Seit Monaten recherchiere und arbeite ich an meinem Romanprojekt, das ich für mich „Die Bestimmung der Nachtfalter“ nenne. Im Zuge der letzten Wochen, fällt mir auf, hat sich meine Arbeitszeit zunehmend in die Nacht verlagert.
Wenn mein Bäckernachbar längst seine allmorgendliche Arbeit angetreten ist, wie das Klappern seiner Backbleche im Hof verkündet, wenn der Geruch nach Frischgebackenem, selbst bei geschlossenem Fenster, durch die Ritzen dieses uralten Gemäuers dringt, gehe ich zu Bett. Ich liege noch eine Weile wach, starre an das dunkle Dachgebälk, das so alt ist wie die Figuren meines Romans heute wären, und werde sanft von meinem Nachbarn in den Schlaf geklappert. Eines der wenigen Arbeitsgeräusche im Übrigen, das um 1800 wohl nicht recht viel anders klang.
Wenn ich am späten Vormittag aufstehe, irgendwann nach draußen auf die Straße trete, um bei meinem Nachbarn ein Brötchen oder Weckle zu kaufen, wenn dann wie heute die Sonne scheint, kneife ich die Augen zusammen und habe das Gefühl, bereits lichtempfindlich geworden zu sein. Ich denke an den Mond, der des Nachts nun wieder zunehmend am Himmel steht und täglich höher steigt.
Wenn man schreibt, übernimmt die Geschichte irgendwann die Führung. Und man weiß nie genau, wo das endet. Zumindest geht es mir so.
Manchmal geschehen eigenartige Dinge, man trifft auf ungewöhnliche Leute. Oder Tiere. In unserer Küche habe ich kürzlich Lebensmittelmotten entdeckt. Und als ich letztens anlässlich einer Gala meinen Smoking aus dem Kleiderschrank zog, fiel mein Blick auf drei große Mottenlöcher im Ärmel. Vielleicht ein Corona-Opfer (wann trug ich zuletzt einen Smoking?), aber an Motten in der Wohnung kann ich mich noch viel weniger erinnern. Sind das die Geister, die ich rief?
Die Nachtfalter jedenfalls sind ein Universum für sich: Wenn hierzulande jemand von Schmetterlingen redet, meint er meist die 189 verschiedenen Tagfalter, die es in Deutschland gibt. An Nachtfalterarten hingegen fliegen über 3.500 Spezies durch unsere Gefilde. Die meisten leben im Verborgenen, zumindest tagsüber, und trotzdem sind sie allgegenwärtig. Selbst jetzt, im Winter, kann man den Kleinen Frostspanner beobachten, der kürzlich in meinen Roman geflattert ist.

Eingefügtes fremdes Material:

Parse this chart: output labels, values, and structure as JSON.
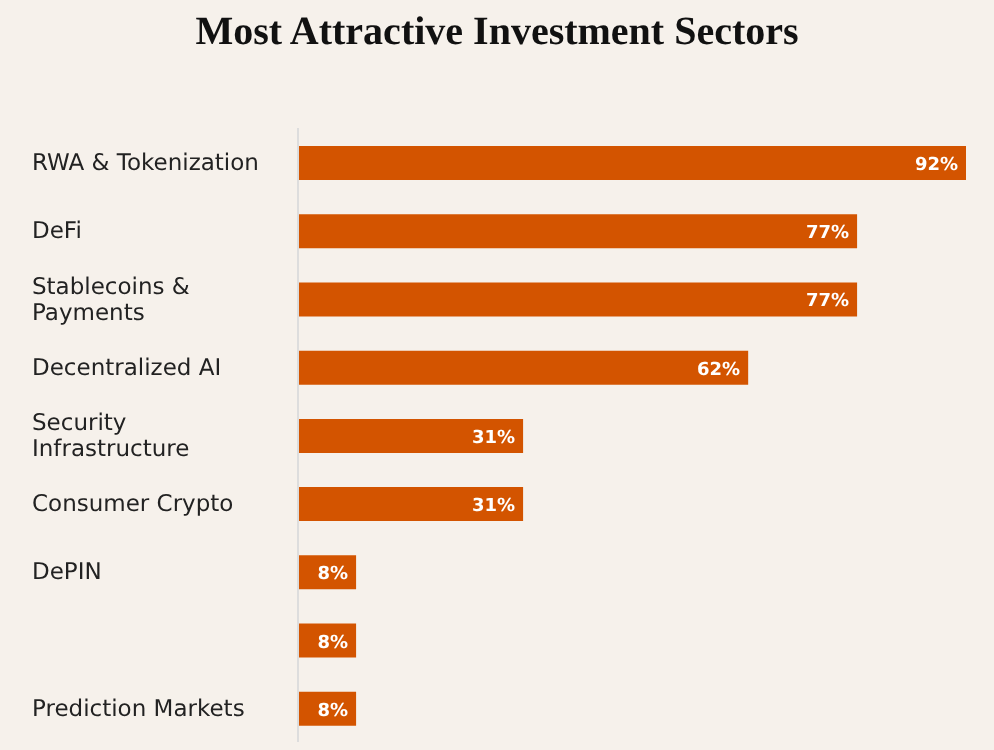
{
  "chart_data": {
    "type": "bar",
    "orientation": "horizontal",
    "title": "Most Attractive Investment Sectors",
    "categories": [
      "RWA & Tokenization",
      "DeFi",
      "Stablecoins & Payments",
      "Decentralized AI",
      "Security Infrastructure",
      "Consumer Crypto",
      "DePIN",
      null,
      "Prediction Markets"
    ],
    "values": [
      92,
      77,
      77,
      62,
      31,
      31,
      8,
      8,
      8
    ],
    "value_labels": [
      "92%",
      "77%",
      "77%",
      "62%",
      "31%",
      "31%",
      "8%",
      "8%",
      "8%"
    ],
    "color": "#d35400",
    "tick_labels": "y"
  }
}
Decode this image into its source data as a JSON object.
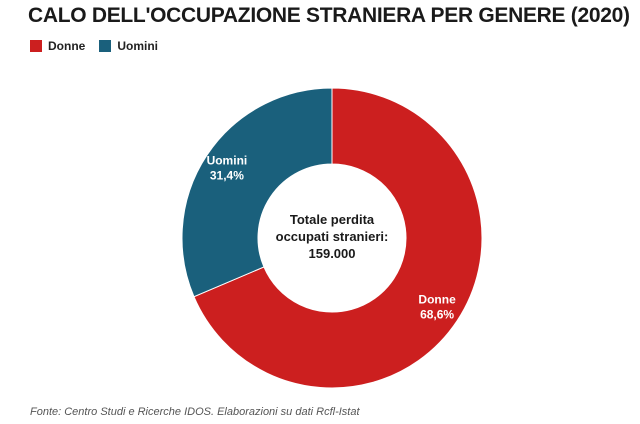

Übrigens hat man vor einigen Jahren das älteste Schmetterlingsfossil der Welt entdeckt – in Deutschland. Es ist rund 200 Millionen Jahre alt und hat für Aufruhr unter Evolutionsforschern gesorgt: Bis dahin dachte man, dass sich Blütenpflanzen im Laufe der Evolution zuerst entwickelt haben, und dass Schmetterlinge, die sich von deren Nektar ernähren, später hinzukamen. Was logisch scheint. Dem ist allerdings nicht so. Die Motte, deren versteinerte Flügelschuppen man zuletzt entdeckte, war bereits Millionen von Jahren vor der ersten Blühpflanze auf der Welt. Vermutlich war es also umgekehrt: Nicht die Blumen haben zur Entwicklung der Schmetterlinge geführt, sondern es gibt nur deshalb Blumen, weil es Schmetterlinge gibt.
Was mich als Motte nicht erstaunt: Wer es vom Ei zur gefräßigen Raupe, zur scheinbar leblosen Puppe, zum fliegenden Falter (der sich nur von Nektar und Liebe ernährt), schafft- der kann auch eine läppische Blume herbeirufen.